Years ago when they went out with fellows the big question always asked was 'Are you seeing him again?' And now she was back in that situation, a fellow had asked to see her again. With all that implied.
Ria stood in her bedroom and looked out on the beautiful garden that this strange woman had created. From what she had heard, Marilyn Vine spent every waking moment with her hands in the earth pulling and changing and turning the soil and coaxing the flowers and climbers to come up out of the ground.
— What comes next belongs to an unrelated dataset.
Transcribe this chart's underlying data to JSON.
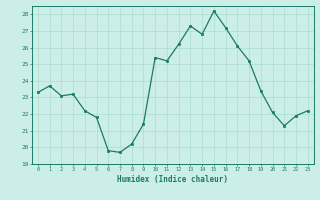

She felt very out of place here. The friendship that she had thought she might have with Carlotta and Heidi had not bloomed. Both women seemed embarrassed at the effusion of the first night, and had made no attempt to arrange another jolly threesome. Despite the admiration in Andy Vine's eyes she felt no real sense of being pleased and flattered. He was just a strange man from a different world to hers. True, Westville was peaceful and beautiful, a place of trees and a river and a gracious easygoing lifestyle with superficial courtesy and warmth everywhere. But it wasn't home. And at home her children had gone out to Colm's restaurant for a hilarious evening with their new family. And Marilyn Vine had been across the room at a table with Rosemary. And I was here alone. Tears came down her face. She must have been mad to think this was a good idea. Totally mad.
It was dawn in Tara Road. Marilyn had not slept well. What an ugly scene that had been at the restaurant. Everything had suddenly slipped out of control. All these people were like characters playing their parts in a drama. And not a very pleasant drama. Rosemary and Gertie had filled her in on some of the background. Stories of Ria's broken marriage, the new relationship, the puzzlement of the children, the known unreliability of that offensive drunken singer, the possible criminal connection of the heavy men who had eventually taken her away. These people knew everything about everyone and were not slow in discussing it. There was no dignity, reserve, self-preservation.
Rosemary had talked about it being natural that people might assume she was gay since she was single and had a sister who was already 'out' with a partner who was a lawyer. Gertie had told her about her husband's problems coping with drink and violence. She spoke as if Jack had been prone to getting chest colds in the winter. Colm had approached their table with a casual apology over the incident as if it had not been the most excruciatingly embarrassing moment of her life. The two women had told her how they had initially thought Ria was mad to go to America and leave her children but they hoped it would all work out for the best.
Marilyn could not take in the degree of involvement and indeed interference that these people felt confident to have in everyone else's life. They thought nothing of discussing the motives and private sorrows of their friend with Marilyn who was after all a complete stranger, here purely because of an accidental home exchange. While she felt sympathy for Ria and all that had happened to her, she also felt a sense of annoyance.
Why had she not kept her dignity, and refused to allow all these people into her life? The only way to cope with tragedy and grief was to refuse to permit it to be articulated and acknowledged. Deny its existence and you had some hope of survival. Marilyn got out of bed and looked down on the messy garden and the other large redbrick houses of the neighbourhood. She felt very lost and alone in this place where garrulous people wanted to know everything about you and expected you to need the details of their lives too.